Я знаю, о чем говорю. Хотя из всех женщин в мире я, вероятно, самым основательным образом ограждена от посягательств сильного пола. Я знаю мужчин лучше, чем кто бы то ни было, ибо не помню ни одного дня в своей жизни, когда бы я не дрожала перед ними. Страх сделал меня прозорливой. И я заметила, что для мужчин характерны три качества.
Мужчина силен. Он не обращает против нас своей физической силы, но его глупый и грубый способ притязать на нас ежечасно напоминает нам, что мужчина может обходиться с нами как ему угодно.

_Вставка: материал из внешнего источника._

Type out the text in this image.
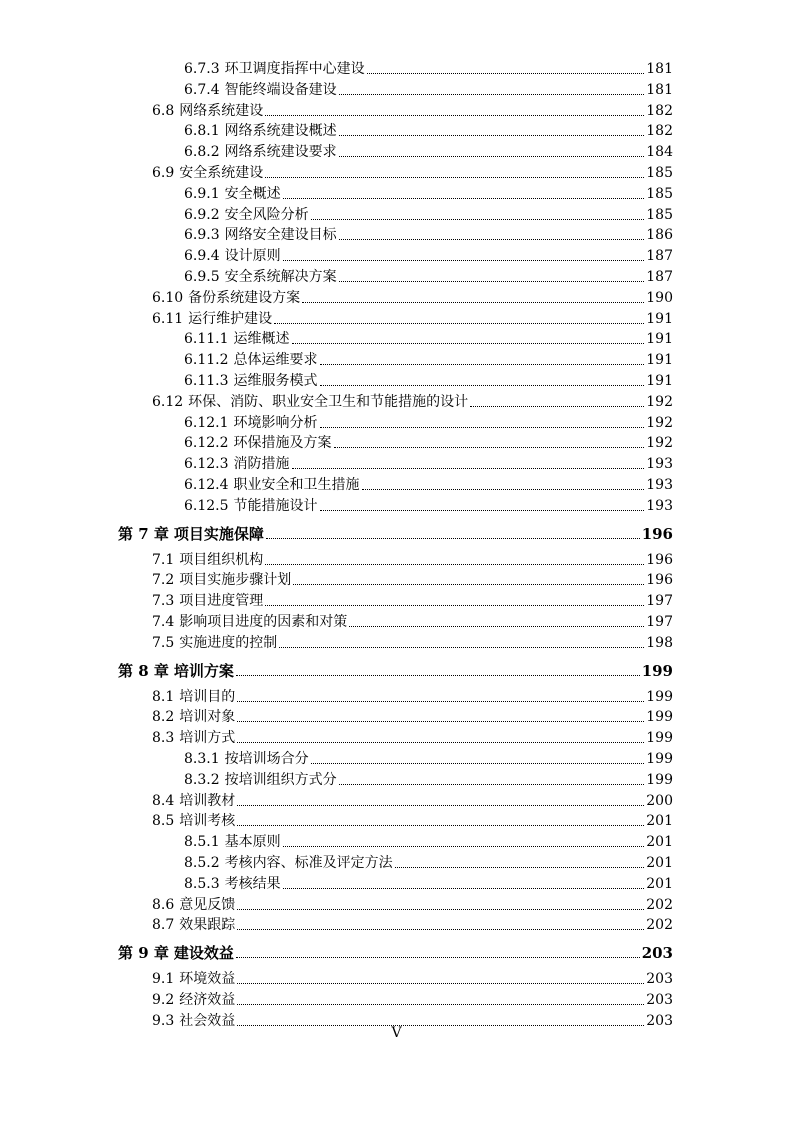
6.7.3 环卫调度指挥中心建设	181
6.7.4 智能终端设备建设	181
6.8 网络系统建设	182
6.8.1 网络系统建设概述	182
6.8.2 网络系统建设要求	184
6.9 安全系统建设	185
6.9.1 安全概述	185
6.9.2 安全风险分析	185
6.9.3 网络安全建设目标	186
6.9.4 设计原则	187
6.9.5 安全系统解决方案	187
6.10 备份系统建设方案	190
6.11 运行维护建设	191
6.11.1 运维概述	191
6.11.2 总体运维要求	191
6.11.3 运维服务模式	191
6.12 环保、消防、职业安全卫生和节能措施的设计	192
6.12.1 环境影响分析	192
6.12.2 环保措施及方案	192
6.12.3 消防措施	193
6.12.4 职业安全和卫生措施	193
6.12.5 节能措施设计	193
第 7 章 项目实施保障	196
7.1 项目组织机构	196
7.2 项目实施步骤计划	196
7.3 项目进度管理	197
7.4 影响项目进度的因素和对策	197
7.5 实施进度的控制	198
第 8 章 培训方案	199
8.1 培训目的	199
8.2 培训对象	199
8.3 培训方式	199
8.3.1 按培训场合分	199
8.3.2 按培训组织方式分	199
8.4 培训教材	200
8.5 培训考核	201
8.5.1 基本原则	201
8.5.2 考核内容、标准及评定方法	201
8.5.3 考核结果	201
8.6 意见反馈	202
8.7 效果跟踪	202
第 9 章 建设效益	203
9.1 环境效益	203
9.2 经济效益	203
9.3 社会效益	203
V
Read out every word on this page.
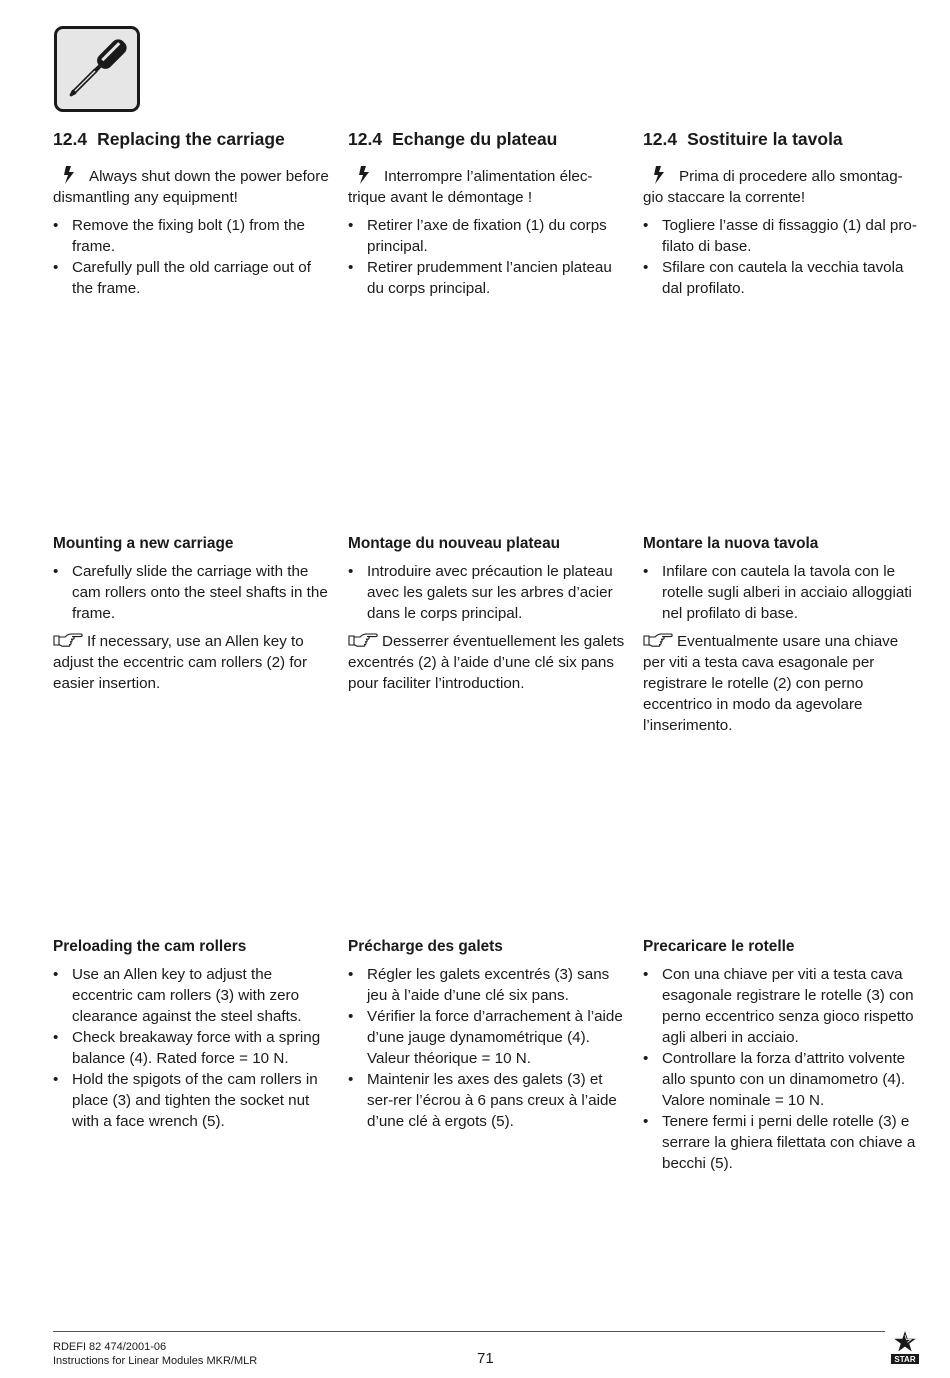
12.4 Replacing the carriage
Always shut down the power before dismantling any equipment!
• Remove the fixing bolt (1) from the frame.
• Carefully pull the old carriage out of the frame.
12.4 Echange du plateau
Interrompre l’alimentation élec-trique avant le démontage !
• Retirer l’axe de fixation (1) du corps principal.
• Retirer prudemment l’ancien plateau du corps principal.
12.4 Sostituire la tavola
Prima di procedere allo smontag-gio staccare la corrente!
• Togliere l’asse di fissaggio (1) dal pro-filato di base.
• Sfilare con cautela la vecchia tavola dal profilato.
Mounting a new carriage
• Carefully slide the carriage with the cam rollers onto the steel shafts in the frame.
If necessary, use an Allen key to adjust the eccentric cam rollers (2) for easier insertion.
Montage du nouveau plateau
• Introduire avec précaution le plateau avec les galets sur les arbres d’acier dans le corps principal.
Desserrer éventuellement les galets excentrés (2) à l’aide d’une clé six pans pour faciliter l’introduction.
Montare la nuova tavola
• Infilare con cautela la tavola con le rotelle sugli alberi in acciaio alloggiati nel profilato di base.
Eventualmente usare una chiave per viti a testa cava esagonale per registrare le rotelle (2) con perno eccentrico in modo da agevolare l’inserimento.
Preloading the cam rollers
• Use an Allen key to adjust the eccentric cam rollers (3) with zero clearance against the steel shafts.
• Check breakaway force with a spring balance (4). Rated force = 10 N.
• Hold the spigots of the cam rollers in place (3) and tighten the socket nut with a face wrench (5).
Précharge des galets
• Régler les galets excentrés (3) sans jeu à l’aide d’une clé six pans.
• Vérifier la force d’arrachement à l’aide d’une jauge dynamométrique (4). Valeur théorique = 10 N.
• Maintenir les axes des galets (3) et ser-rer l’écrou à 6 pans creux à l’aide d’une clé à ergots (5).
Precaricare le rotelle
• Con una chiave per viti a testa cava esagonale registrare le rotelle (3) con perno eccentrico senza gioco rispetto agli alberi in acciaio.
• Controllare la forza d’attrito volvente allo spunto con un dinamometro (4). Valore nominale = 10 N.
• Tenere fermi i perni delle rotelle (3) e serrare la ghiera filettata con chiave a becchi (5).
RDEFI 82 474/2001-06
Instructions for Linear Modules MKR/MLR	71	STAR
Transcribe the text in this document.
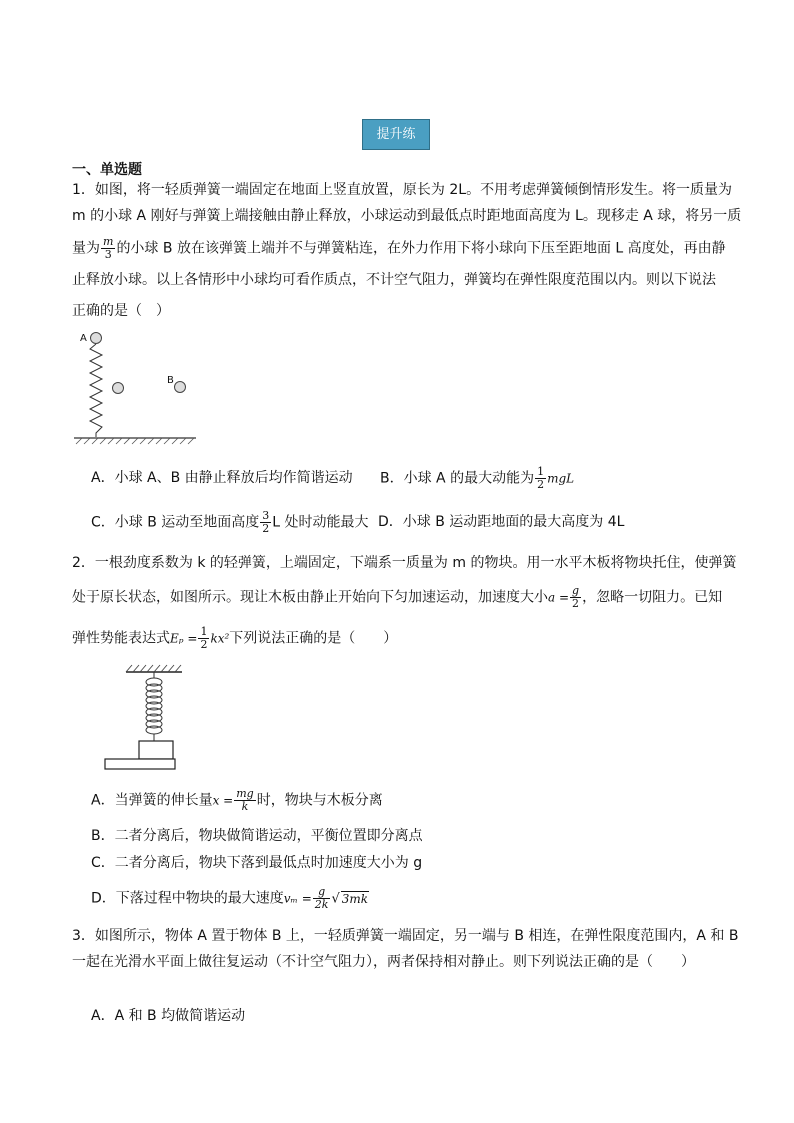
提升练
一、单选题
1．如图，将一轻质弹簧一端固定在地面上竖直放置，原长为 2L。不用考虑弹簧倾倒情形发生。将一质量为
m 的小球 A 刚好与弹簧上端接触由静止释放，小球运动到最低点时距地面高度为 L。现移走 A 球，将另一质
量为 $\frac{m}{3}$ 的小球 B 放在该弹簧上端并不与弹簧粘连，在外力作用下将小球向下压至距地面 L 高度处，再由静
止释放小球。以上各情形中小球均可看作质点，不计空气阻力，弹簧均在弹性限度范围以内。则以下说法
正确的是（　）
A
B
A．小球 A、B 由静止释放后均作简谐运动 B．小球 A 的最大动能为 $\frac{1}{2}$ mgL
C．小球 B 运动至地面高度 $\frac{3}{2}$ L 处时动能最大 D．小球 B 运动距地面的最大高度为 4L
2．一根劲度系数为 k 的轻弹簧，上端固定，下端系一质量为 m 的物块。用一水平木板将物块托住，使弹簧
处于原长状态，如图所示。现让木板由静止开始向下匀加速运动，加速度大小$a = \frac{g}{2}$ ，忽略一切阻力。已知
弹性势能表达式$E_p = \frac{1}{2} kx^2$下列说法正确的是（　　）
A．当弹簧的伸长量$x = \frac{mg}{k}$ 时，物块与木板分离
B．二者分离后，物块做简谐运动，平衡位置即分离点
C．二者分离后，物块下落到最低点时加速度大小为 g
D．下落过程中物块的最大速度$v_m = \frac{g}{2k}$ √ 3mk
3．如图所示，物体 A 置于物体 B 上，一轻质弹簧一端固定，另一端与 B 相连，在弹性限度范围内，A 和 B
一起在光滑水平面上做往复运动（不计空气阻力），两者保持相对静止。则下列说法正确的是（　　）
A．A 和 B 均做简谐运动
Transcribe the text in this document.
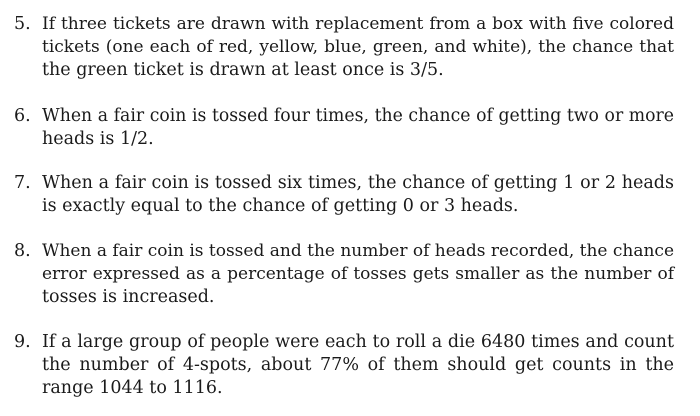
5. If three tickets are drawn with replacement from a box with five colored
tickets (one each of red, yellow, blue, green, and white), the chance that
the green ticket is drawn at least once is 3/5.
6. When a fair coin is tossed four times, the chance of getting two or more
heads is 1/2.
7. When a fair coin is tossed six times, the chance of getting 1 or 2 heads
is exactly equal to the chance of getting 0 or 3 heads.
8. When a fair coin is tossed and the number of heads recorded, the chance
error expressed as a percentage of tosses gets smaller as the number of
tosses is increased.
9. If a large group of people were each to roll a die 6480 times and count
the number of 4-spots, about 77% of them should get counts in the
range 1044 to 1116.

Мужчина заражен бешенством преследования. Он преследует какую-то цель и забывает обо всем прочем: он не помнит себя, и это служит оправданием тому, что он не думает ни о ком другом. Это чудовище носит шоры.
Мозг мужчины работает так же, как мозг сумасшедшего. Он способен говорить о чем-то выдуманном — в шутку или всерьез — как о существующем на самом деле. И когда он, охваченный безумием, потеряв рассудок, не колеблясь, не оглядываясь ни направо, ни налево, исступленно преследует свою жертву, — разве не похож он тогда на гигантского жука — лупоглазого, шумного и дурно пахнущего жука, с жужжанием несущегося к цели, которой никто не может понять? И разве не способен он с разлету удариться о мою голову или о сердце, словно меня тут и нет?
Отец был готов прикончить меня палкой, вы, Иосиас, — родами.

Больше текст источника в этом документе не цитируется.